If Tsirl's store—with its buying and selling and constant flow of noisy customers—represents the tempo of life in Szybusz by day, Blume embodies the silent mysteries of the night. It is after the light has waned and the tumult of the day has subsided that Hirshl's silent scream—the torment of a soul aching with desire and paralyzed by the fear of erotic surrender—pierces the night.

In A Simple Story the constant tension between the overt and the concealed, the familiar and the unknown, is conveyed in the conflict pitting Tsirl against the object of Hirshl's inhibited but visceral desire, Blume. This conflict is demonstrated in the first discriminated scene of the novel, which then remains as an important point of reference and urges the reader to look for it everywhere. Blume, the flower of the night, with all that she represents and with her spiritual rather than physical presence, is not only the source of an attraction that is at once irresistible and terrifying; she is also the source for creative inspiration. In the closing words of the novel, the narrator comments that “Hirshl and Mina's story is over, but Blume's is not” (230).7 Blume's story continues because Agnon's sentimental and romantic investment in her can “fill another book” and “much ink would be spilled and many quills broken before we would be done” (230). For Agnon the artist, as for Agnon's protagonist, despite the rasping intrusion of the mother, Blume is an unending story, like the blind beggar's song in the dream that has neither beginning nor end.

Notes

  1. S. Y. Agnon, A Simple Story, translated by Hillel Halkin (New York, 1985). The Hebrew original, Sippur pashut was published in Tel-Aviv in 1935.

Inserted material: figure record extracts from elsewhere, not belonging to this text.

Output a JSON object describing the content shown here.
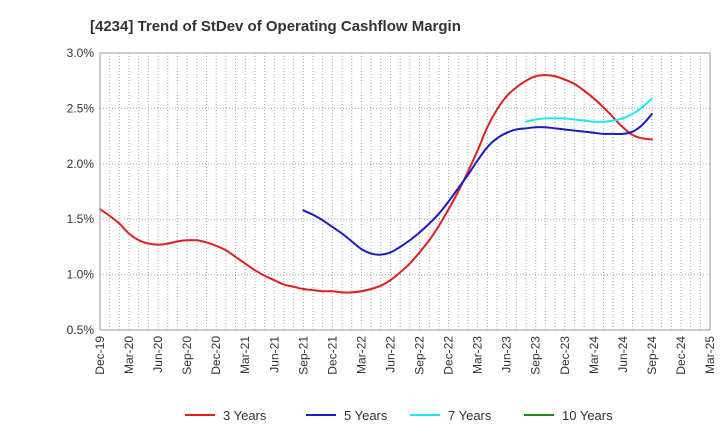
{
  "chart_data": {
    "type": "line",
    "title": "[4234]  Trend of StDev of Operating Cashflow Margin",
    "xlabel": "",
    "ylabel": "",
    "ylim": [
      0.5,
      3.0
    ],
    "yticks": [
      "0.5%",
      "1.0%",
      "1.5%",
      "2.0%",
      "2.5%",
      "3.0%"
    ],
    "ytick_values": [
      0.5,
      1.0,
      1.5,
      2.0,
      2.5,
      3.0
    ],
    "x_ticks": [
      "Dec-19",
      "Mar-20",
      "Jun-20",
      "Sep-20",
      "Dec-20",
      "Mar-21",
      "Jun-21",
      "Sep-21",
      "Dec-21",
      "Mar-22",
      "Jun-22",
      "Sep-22",
      "Dec-22",
      "Mar-23",
      "Jun-23",
      "Sep-23",
      "Dec-23",
      "Mar-24",
      "Jun-24",
      "Sep-24",
      "Dec-24",
      "Mar-25"
    ],
    "x_range": [
      "Dec-19",
      "Mar-25"
    ],
    "grid": true,
    "legend_position": "bottom",
    "series": [
      {
        "name": "3 Years",
        "color": "#e02020",
        "points": [
          [
            "Dec-19",
            1.59
          ],
          [
            "Jan-20",
            1.53
          ],
          [
            "Feb-20",
            1.46
          ],
          [
            "Mar-20",
            1.37
          ],
          [
            "Apr-20",
            1.31
          ],
          [
            "May-20",
            1.28
          ],
          [
            "Jun-20",
            1.27
          ],
          [
            "Jul-20",
            1.28
          ],
          [
            "Aug-20",
            1.3
          ],
          [
            "Sep-20",
            1.31
          ],
          [
            "Oct-20",
            1.31
          ],
          [
            "Nov-20",
            1.29
          ],
          [
            "Dec-20",
            1.26
          ],
          [
            "Jan-21",
            1.22
          ],
          [
            "Feb-21",
            1.16
          ],
          [
            "Mar-21",
            1.1
          ],
          [
            "Apr-21",
            1.04
          ],
          [
            "May-21",
            0.99
          ],
          [
            "Jun-21",
            0.95
          ],
          [
            "Jul-21",
            0.91
          ],
          [
            "Aug-21",
            0.89
          ],
          [
            "Sep-21",
            0.87
          ],
          [
            "Oct-21",
            0.86
          ],
          [
            "Nov-21",
            0.85
          ],
          [
            "Dec-21",
            0.85
          ],
          [
            "Jan-22",
            0.84
          ],
          [
            "Feb-22",
            0.84
          ],
          [
            "Mar-22",
            0.85
          ],
          [
            "Apr-22",
            0.87
          ],
          [
            "May-22",
            0.9
          ],
          [
            "Jun-22",
            0.95
          ],
          [
            "Jul-22",
            1.02
          ],
          [
            "Aug-22",
            1.1
          ],
          [
            "Sep-22",
            1.2
          ],
          [
            "Oct-22",
            1.31
          ],
          [
            "Nov-22",
            1.44
          ],
          [
            "Dec-22",
            1.59
          ],
          [
            "Jan-23",
            1.75
          ],
          [
            "Feb-23",
            1.93
          ],
          [
            "Mar-23",
            2.12
          ],
          [
            "Apr-23",
            2.33
          ],
          [
            "May-23",
            2.49
          ],
          [
            "Jun-23",
            2.61
          ],
          [
            "Jul-23",
            2.69
          ],
          [
            "Aug-23",
            2.75
          ],
          [
            "Sep-23",
            2.79
          ],
          [
            "Oct-23",
            2.8
          ],
          [
            "Nov-23",
            2.79
          ],
          [
            "Dec-23",
            2.76
          ],
          [
            "Jan-24",
            2.72
          ],
          [
            "Feb-24",
            2.66
          ],
          [
            "Mar-24",
            2.59
          ],
          [
            "Apr-24",
            2.51
          ],
          [
            "May-24",
            2.42
          ],
          [
            "Jun-24",
            2.33
          ],
          [
            "Jul-24",
            2.26
          ],
          [
            "Aug-24",
            2.23
          ],
          [
            "Sep-24",
            2.22
          ]
        ]
      },
      {
        "name": "5 Years",
        "color": "#1a1ac8",
        "points": [
          [
            "Sep-21",
            1.58
          ],
          [
            "Oct-21",
            1.54
          ],
          [
            "Nov-21",
            1.49
          ],
          [
            "Dec-21",
            1.43
          ],
          [
            "Jan-22",
            1.37
          ],
          [
            "Feb-22",
            1.3
          ],
          [
            "Mar-22",
            1.23
          ],
          [
            "Apr-22",
            1.19
          ],
          [
            "May-22",
            1.18
          ],
          [
            "Jun-22",
            1.2
          ],
          [
            "Jul-22",
            1.25
          ],
          [
            "Aug-22",
            1.31
          ],
          [
            "Sep-22",
            1.38
          ],
          [
            "Oct-22",
            1.46
          ],
          [
            "Nov-22",
            1.55
          ],
          [
            "Dec-22",
            1.66
          ],
          [
            "Jan-23",
            1.78
          ],
          [
            "Feb-23",
            1.9
          ],
          [
            "Mar-23",
            2.03
          ],
          [
            "Apr-23",
            2.15
          ],
          [
            "May-23",
            2.23
          ],
          [
            "Jun-23",
            2.28
          ],
          [
            "Jul-23",
            2.31
          ],
          [
            "Aug-23",
            2.32
          ],
          [
            "Sep-23",
            2.33
          ],
          [
            "Oct-23",
            2.33
          ],
          [
            "Nov-23",
            2.32
          ],
          [
            "Dec-23",
            2.31
          ],
          [
            "Jan-24",
            2.3
          ],
          [
            "Feb-24",
            2.29
          ],
          [
            "Mar-24",
            2.28
          ],
          [
            "Apr-24",
            2.27
          ],
          [
            "May-24",
            2.27
          ],
          [
            "Jun-24",
            2.27
          ],
          [
            "Jul-24",
            2.29
          ],
          [
            "Aug-24",
            2.35
          ],
          [
            "Sep-24",
            2.45
          ]
        ]
      },
      {
        "name": "7 Years",
        "color": "#20e8f0",
        "points": [
          [
            "Aug-23",
            2.38
          ],
          [
            "Sep-23",
            2.4
          ],
          [
            "Oct-23",
            2.41
          ],
          [
            "Nov-23",
            2.41
          ],
          [
            "Dec-23",
            2.41
          ],
          [
            "Jan-24",
            2.4
          ],
          [
            "Feb-24",
            2.39
          ],
          [
            "Mar-24",
            2.38
          ],
          [
            "Apr-24",
            2.38
          ],
          [
            "May-24",
            2.39
          ],
          [
            "Jun-24",
            2.41
          ],
          [
            "Jul-24",
            2.45
          ],
          [
            "Aug-24",
            2.51
          ],
          [
            "Sep-24",
            2.59
          ]
        ]
      },
      {
        "name": "10 Years",
        "color": "#1a8a1a",
        "points": []
      }
    ]
  }
}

  2. Henry James in The Art of the Novel, ed. R. P. Blackmur (New York, 1962), p. 323, describes a “discriminated occasion” or “scene” as “copious, comprehensive and accordingly never short, but with its office as definite as that of the hammer on the gong of the clock, the office of expressing all that is in the hour.” Cf. Meir Sternberg, “What is Exposition? An Essay in Temporal Delimitation,” in The Theory of the Novel, ed. John Halperin (New York and London, 1974), pp. 25-70, but especially pp. 49-59.

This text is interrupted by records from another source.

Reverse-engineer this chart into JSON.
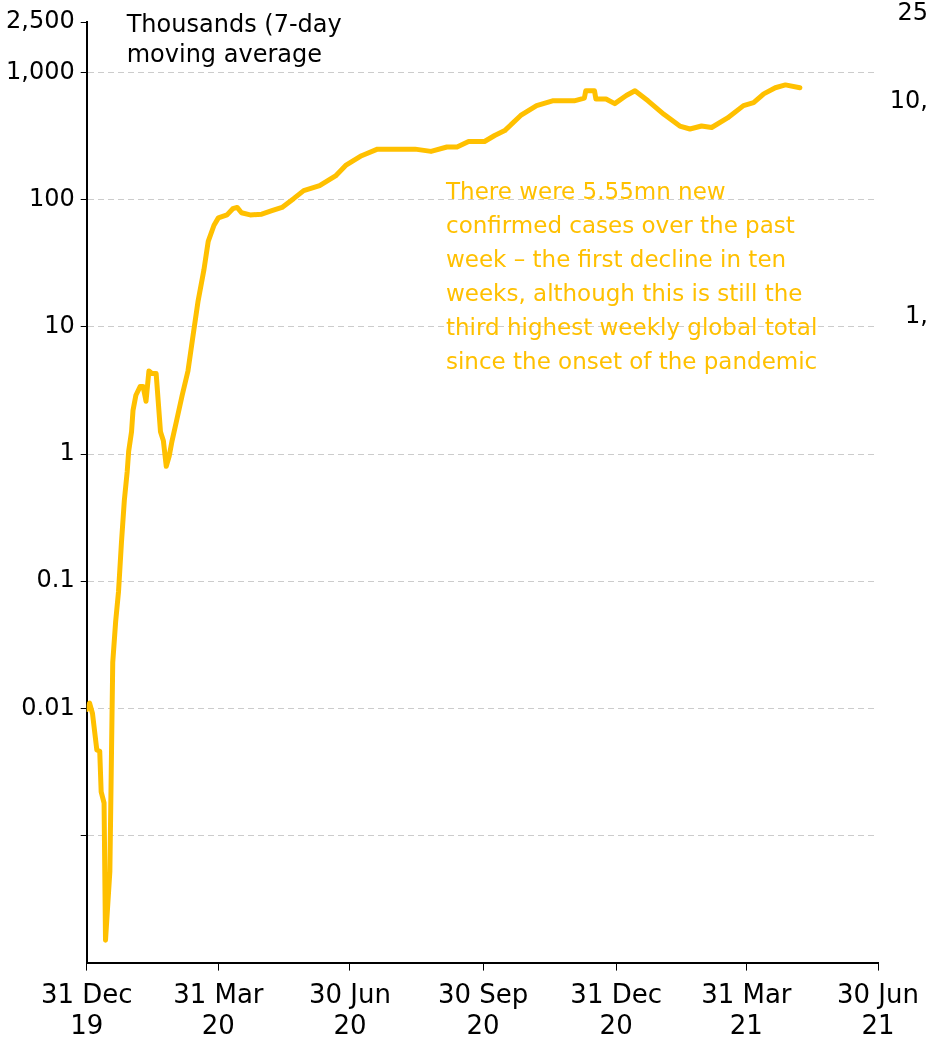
{
  "chart_data": {
    "type": "line",
    "ylabel": "Thousands (7-day moving average",
    "annotations": [
      "There were 5.55mn new confirmed cases over the past week – the first decline in ten weeks, although this is still the third highest weekly global total since the onset of the pandemic",
      "25",
      "10,",
      "1,"
    ],
    "x": [
      "2019-12-31",
      "2020-01-02",
      "2020-01-04",
      "2020-01-07",
      "2020-01-09",
      "2020-01-10",
      "2020-01-12",
      "2020-01-13",
      "2020-01-16",
      "2020-01-18",
      "2020-01-20",
      "2020-01-22",
      "2020-01-24",
      "2020-01-26",
      "2020-01-28",
      "2020-01-29",
      "2020-01-31",
      "2020-02-01",
      "2020-02-03",
      "2020-02-06",
      "2020-02-08",
      "2020-02-10",
      "2020-02-12",
      "2020-02-14",
      "2020-02-17",
      "2020-02-20",
      "2020-02-22",
      "2020-02-24",
      "2020-02-26",
      "2020-02-28",
      "2020-03-02",
      "2020-03-06",
      "2020-03-10",
      "2020-03-13",
      "2020-03-17",
      "2020-03-21",
      "2020-03-24",
      "2020-03-28",
      "2020-03-31",
      "2020-04-06",
      "2020-04-10",
      "2020-04-13",
      "2020-04-16",
      "2020-04-22",
      "2020-04-30",
      "2020-05-07",
      "2020-05-14",
      "2020-05-22",
      "2020-05-29",
      "2020-06-09",
      "2020-06-20",
      "2020-06-27",
      "2020-07-08",
      "2020-07-19",
      "2020-08-14",
      "2020-08-25",
      "2020-09-05",
      "2020-09-12",
      "2020-09-20",
      "2020-10-01",
      "2020-10-08",
      "2020-10-15",
      "2020-10-26",
      "2020-11-06",
      "2020-11-17",
      "2020-12-02",
      "2020-12-09",
      "2020-12-10",
      "2020-12-16",
      "2020-12-17",
      "2020-12-24",
      "2020-12-30",
      "2021-01-07",
      "2021-01-13",
      "2021-01-22",
      "2021-02-02",
      "2021-02-13",
      "2021-02-20",
      "2021-02-28",
      "2021-03-07",
      "2021-03-18",
      "2021-03-29",
      "2021-04-05",
      "2021-04-12",
      "2021-04-20",
      "2021-04-27",
      "2021-05-07"
    ],
    "series": [
      {
        "color": "#ffc000",
        "values": [
          0.0098,
          0.011,
          0.0091,
          0.0047,
          0.0046,
          0.0022,
          0.0018,
          0.00015,
          0.00052,
          0.023,
          0.048,
          0.083,
          0.2,
          0.43,
          0.73,
          1.05,
          1.5,
          2.2,
          2.9,
          3.4,
          3.4,
          2.6,
          4.5,
          4.3,
          4.3,
          1.5,
          1.27,
          0.8,
          0.96,
          1.27,
          1.8,
          2.9,
          4.5,
          7.8,
          16,
          28,
          47,
          63,
          72,
          76,
          85,
          87,
          79,
          76,
          77,
          82,
          87,
          102,
          118,
          129,
          154,
          186,
          222,
          250,
          250,
          240,
          260,
          260,
          287,
          287,
          320,
          350,
          460,
          550,
          600,
          600,
          630,
          720,
          720,
          620,
          620,
          570,
          660,
          720,
          600,
          470,
          380,
          360,
          380,
          370,
          440,
          550,
          580,
          680,
          760,
          800,
          760
        ]
      }
    ],
    "log": "y",
    "ylim": [
      0.0001,
      2500
    ],
    "yticks": [
      {
        "value": 2500,
        "label": "2,500"
      },
      {
        "value": 1000,
        "label": "1,000"
      },
      100,
      10,
      1,
      0.1,
      0.01,
      {
        "value": 0.001,
        "label": null
      }
    ],
    "xlim": [
      "2019-12-31",
      "2021-06-30"
    ],
    "xticks": [
      {
        "value": "2019-12-31",
        "label": "31 Dec 19"
      },
      {
        "value": "2020-03-31",
        "label": "31 Mar 20"
      },
      {
        "value": "2020-06-30",
        "label": "30 Jun 20"
      },
      {
        "value": "2020-09-30",
        "label": "30 Sep 20"
      },
      {
        "value": "2020-12-31",
        "label": "31 Dec 20"
      },
      {
        "value": "2021-03-31",
        "label": "31 Mar 21"
      },
      {
        "value": "2021-06-30",
        "label": "30 Jun 21"
      }
    ],
    "grid": "y",
    "legend": false,
    "marker": "none",
    "line_style": "solid"
  }
}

  3. Gershon Shaked in Omanut hasippur shel Agnon [The Narrative Art of S. Y. Agnon] (Tel Aviv, 1976), pp. 197-227, considers the “eating” as the central motif of the novel. The term “motif” as used in Shaked's essay, as well as in mine, designates a recurrent and migratory thematic unit, very often reducible to smaller units. Indeed, Shaked's large motif—the “eating”—is reduced in my account of the breakfast meal.

  4. See A. J. Band in Nostalgia and Nightmare: A Study in the Fiction of S. Y. Agnon (Berkeley, 1968), p. 247.

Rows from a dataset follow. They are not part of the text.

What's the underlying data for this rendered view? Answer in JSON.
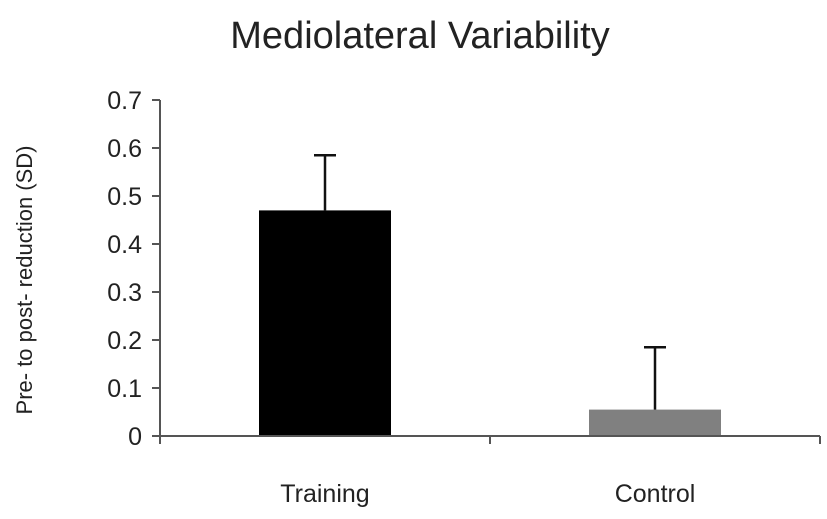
{
  "chart_data": {
    "type": "bar",
    "title": "Mediolateral Variability",
    "xlabel": "",
    "ylabel": "Pre- to post- reduction (SD)",
    "categories": [
      "Training",
      "Control"
    ],
    "values": [
      0.47,
      0.055
    ],
    "error_upper": [
      0.115,
      0.13
    ],
    "bar_colors": [
      "#000000",
      "#808080"
    ],
    "ylim": [
      0,
      0.7
    ],
    "yticks": [
      0,
      0.1,
      0.2,
      0.3,
      0.4,
      0.5,
      0.6,
      0.7
    ],
    "ytick_labels": [
      "0",
      "0.1",
      "0.2",
      "0.3",
      "0.4",
      "0.5",
      "0.6",
      "0.7"
    ],
    "grid": false,
    "legend": "none"
  }
}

  5. I will not deal here with the obvious Freudian connotations of lock and key, nor with the significance of this theme for Agnon. It is dealt with at length in Yael Feldman, “Between Key and Lock” [Hebrew], Hasifrut 32 (1983). For my purposes it is sufficient to note that in A Simple Story “door,” “window,” “lock,” and “wall” serve as obstacles separating Hirshl from the object of his love. Hirshl, on his way to the unattainable Blume, stops to weep “on the handles” of her new house's “lock.” On the Handles of the Lock is the title of the volume which contains Agnon's love stories.

  6. There is also a pun in the name Mina Ziemlich. Mina sounds like old German Minne = love; Ziemlich = moderate(ly).

  7. Many critics have commented on these closing words. See for example Esther Fuchs, Omanut hahitamemut: ‘al ha'ironia shel Shay Agnon [Cunning Innocence: On S. Y. Agnon's Irony] (Tel Aviv, 1985), p. 96 and Hillel Halkin “Afterword” to his translation of A Simple Story (246).